Posiciono-me. Espio o céu. Respiro fundo, seguro firme a barra, ergo o corpo. Inspiro, expiro. Vinte. Solto. Admiro meus braços dilatados. Mais vinte. Fartos gomos que se remexem sob minha pele fresca. Mais vinte.

A exaustão chega, volto pra casa.

Entardeço à tela do computador. Meus braços agora murchos, esquálidos. Cruzo-os sobre o peito, apalpo minhas carnes moles, os ossos pontudos. Adormeço no sofá. Sonho penhascos.

Manhã nublada no parque. Volto aos aparelhos. Posiciono-me. Respiro fundo. Vinte. Solto. Mais vinte. Afago meus braços intumescidos. Mais vinte. As grossas veias saltando sob a pele tensa. Mais vinte.

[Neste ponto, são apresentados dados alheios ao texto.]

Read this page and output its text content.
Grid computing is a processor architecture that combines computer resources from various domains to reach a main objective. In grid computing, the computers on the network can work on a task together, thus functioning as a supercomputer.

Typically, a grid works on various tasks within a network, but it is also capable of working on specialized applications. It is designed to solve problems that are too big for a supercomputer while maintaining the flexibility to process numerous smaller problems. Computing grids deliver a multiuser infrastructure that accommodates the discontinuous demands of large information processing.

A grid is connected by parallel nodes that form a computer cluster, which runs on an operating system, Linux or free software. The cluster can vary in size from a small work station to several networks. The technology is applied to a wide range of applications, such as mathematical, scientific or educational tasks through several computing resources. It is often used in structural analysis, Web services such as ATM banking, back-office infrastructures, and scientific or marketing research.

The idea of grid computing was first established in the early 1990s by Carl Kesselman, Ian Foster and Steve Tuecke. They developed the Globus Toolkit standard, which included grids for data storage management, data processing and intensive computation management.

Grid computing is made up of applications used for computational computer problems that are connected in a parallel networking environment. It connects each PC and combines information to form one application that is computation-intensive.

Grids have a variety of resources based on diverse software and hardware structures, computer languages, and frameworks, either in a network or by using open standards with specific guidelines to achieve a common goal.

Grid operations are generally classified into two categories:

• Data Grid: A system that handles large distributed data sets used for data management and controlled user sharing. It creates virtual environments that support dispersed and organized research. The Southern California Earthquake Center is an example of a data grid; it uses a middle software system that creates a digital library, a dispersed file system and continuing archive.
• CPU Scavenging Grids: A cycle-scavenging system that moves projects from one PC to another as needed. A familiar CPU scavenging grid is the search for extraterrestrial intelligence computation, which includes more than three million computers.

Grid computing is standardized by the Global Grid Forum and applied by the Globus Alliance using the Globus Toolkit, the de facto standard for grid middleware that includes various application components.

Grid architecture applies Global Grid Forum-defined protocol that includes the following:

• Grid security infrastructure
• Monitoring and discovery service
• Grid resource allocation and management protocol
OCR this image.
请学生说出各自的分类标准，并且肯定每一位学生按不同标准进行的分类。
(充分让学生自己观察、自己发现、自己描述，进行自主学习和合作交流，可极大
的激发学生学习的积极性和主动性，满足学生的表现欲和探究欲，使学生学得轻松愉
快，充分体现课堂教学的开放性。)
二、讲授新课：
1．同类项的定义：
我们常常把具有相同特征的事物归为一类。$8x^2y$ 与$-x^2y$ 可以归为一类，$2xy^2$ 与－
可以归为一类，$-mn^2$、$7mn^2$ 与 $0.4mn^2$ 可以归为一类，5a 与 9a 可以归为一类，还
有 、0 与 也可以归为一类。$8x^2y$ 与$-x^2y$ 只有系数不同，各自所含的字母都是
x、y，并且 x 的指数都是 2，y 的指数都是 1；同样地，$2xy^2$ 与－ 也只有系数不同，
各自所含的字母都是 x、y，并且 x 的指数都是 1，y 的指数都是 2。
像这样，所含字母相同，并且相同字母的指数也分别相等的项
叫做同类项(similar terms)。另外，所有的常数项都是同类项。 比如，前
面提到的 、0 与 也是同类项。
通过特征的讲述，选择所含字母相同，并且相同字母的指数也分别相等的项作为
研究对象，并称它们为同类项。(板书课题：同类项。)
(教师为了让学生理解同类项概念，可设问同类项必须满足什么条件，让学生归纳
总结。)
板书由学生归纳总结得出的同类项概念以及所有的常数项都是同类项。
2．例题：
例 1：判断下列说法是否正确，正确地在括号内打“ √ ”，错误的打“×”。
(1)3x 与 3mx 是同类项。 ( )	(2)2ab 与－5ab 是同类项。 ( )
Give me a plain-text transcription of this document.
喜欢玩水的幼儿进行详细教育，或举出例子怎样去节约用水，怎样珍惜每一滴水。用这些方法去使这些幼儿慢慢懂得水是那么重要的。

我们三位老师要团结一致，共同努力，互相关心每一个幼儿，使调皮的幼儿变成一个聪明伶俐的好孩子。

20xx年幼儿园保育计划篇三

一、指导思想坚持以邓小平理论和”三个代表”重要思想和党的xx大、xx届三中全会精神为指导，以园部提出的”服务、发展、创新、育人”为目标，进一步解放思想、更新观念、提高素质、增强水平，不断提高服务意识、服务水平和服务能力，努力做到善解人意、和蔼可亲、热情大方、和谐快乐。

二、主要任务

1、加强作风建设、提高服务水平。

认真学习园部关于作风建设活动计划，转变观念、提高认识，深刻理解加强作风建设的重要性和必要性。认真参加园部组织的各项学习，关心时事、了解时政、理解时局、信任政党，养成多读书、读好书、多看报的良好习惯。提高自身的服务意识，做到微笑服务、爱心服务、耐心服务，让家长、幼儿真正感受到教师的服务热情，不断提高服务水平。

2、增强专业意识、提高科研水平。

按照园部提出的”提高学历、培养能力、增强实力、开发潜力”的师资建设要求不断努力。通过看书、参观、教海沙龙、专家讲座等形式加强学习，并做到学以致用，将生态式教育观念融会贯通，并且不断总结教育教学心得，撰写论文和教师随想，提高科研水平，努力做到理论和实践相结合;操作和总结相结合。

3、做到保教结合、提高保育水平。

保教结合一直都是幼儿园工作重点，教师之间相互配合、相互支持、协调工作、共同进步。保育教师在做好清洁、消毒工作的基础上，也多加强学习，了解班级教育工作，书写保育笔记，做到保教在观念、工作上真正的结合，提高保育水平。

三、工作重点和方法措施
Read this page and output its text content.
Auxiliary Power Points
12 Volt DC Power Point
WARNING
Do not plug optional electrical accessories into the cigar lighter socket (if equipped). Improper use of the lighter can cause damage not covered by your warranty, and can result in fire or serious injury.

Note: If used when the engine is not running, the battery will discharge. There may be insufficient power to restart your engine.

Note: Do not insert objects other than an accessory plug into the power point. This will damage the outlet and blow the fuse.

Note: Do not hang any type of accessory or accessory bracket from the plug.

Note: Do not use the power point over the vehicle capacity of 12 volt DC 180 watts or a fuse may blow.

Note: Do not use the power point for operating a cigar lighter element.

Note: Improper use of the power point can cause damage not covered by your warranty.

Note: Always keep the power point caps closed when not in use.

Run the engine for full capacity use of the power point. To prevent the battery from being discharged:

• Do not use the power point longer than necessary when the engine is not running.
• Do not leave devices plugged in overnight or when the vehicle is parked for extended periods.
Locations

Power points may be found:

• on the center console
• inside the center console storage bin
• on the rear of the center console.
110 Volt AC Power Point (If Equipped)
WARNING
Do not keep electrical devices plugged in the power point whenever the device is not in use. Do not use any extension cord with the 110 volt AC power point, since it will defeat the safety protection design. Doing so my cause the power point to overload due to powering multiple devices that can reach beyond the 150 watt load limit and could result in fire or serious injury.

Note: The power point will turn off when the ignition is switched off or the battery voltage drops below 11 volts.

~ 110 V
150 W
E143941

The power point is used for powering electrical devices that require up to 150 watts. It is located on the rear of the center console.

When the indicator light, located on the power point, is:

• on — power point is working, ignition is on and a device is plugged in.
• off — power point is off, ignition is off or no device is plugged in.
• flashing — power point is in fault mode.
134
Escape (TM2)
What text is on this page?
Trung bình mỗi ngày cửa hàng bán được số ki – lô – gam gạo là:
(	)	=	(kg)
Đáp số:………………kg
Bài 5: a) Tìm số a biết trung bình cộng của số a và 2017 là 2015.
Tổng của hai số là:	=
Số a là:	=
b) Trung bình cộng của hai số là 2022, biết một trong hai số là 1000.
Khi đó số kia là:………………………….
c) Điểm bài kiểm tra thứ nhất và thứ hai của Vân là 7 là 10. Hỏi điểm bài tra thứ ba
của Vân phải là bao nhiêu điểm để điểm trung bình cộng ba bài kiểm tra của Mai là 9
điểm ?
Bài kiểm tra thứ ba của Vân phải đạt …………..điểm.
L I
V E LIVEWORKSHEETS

Chega a náusea. Aperto os olhos. Vultos. Arrasto-me para casa.

Anoiteço sobre o teclado. Esfrego meus olhos de areia. Vejo braços finos, desidratados. Meus ossos quebradiços. Adormeço na cadeira. Sonho deslizamentos.

Amanhece. Sol intenso. No parque, casais sentados nos bancos, pipoca, tartarugas inertes sobre pedras, crianças pulando na areia. Na cama, eu. Meus longos braços de chumbo. Posiciono-me. Respiro fundo. Zero. Solto-me. Aguardo a chegada da pedra.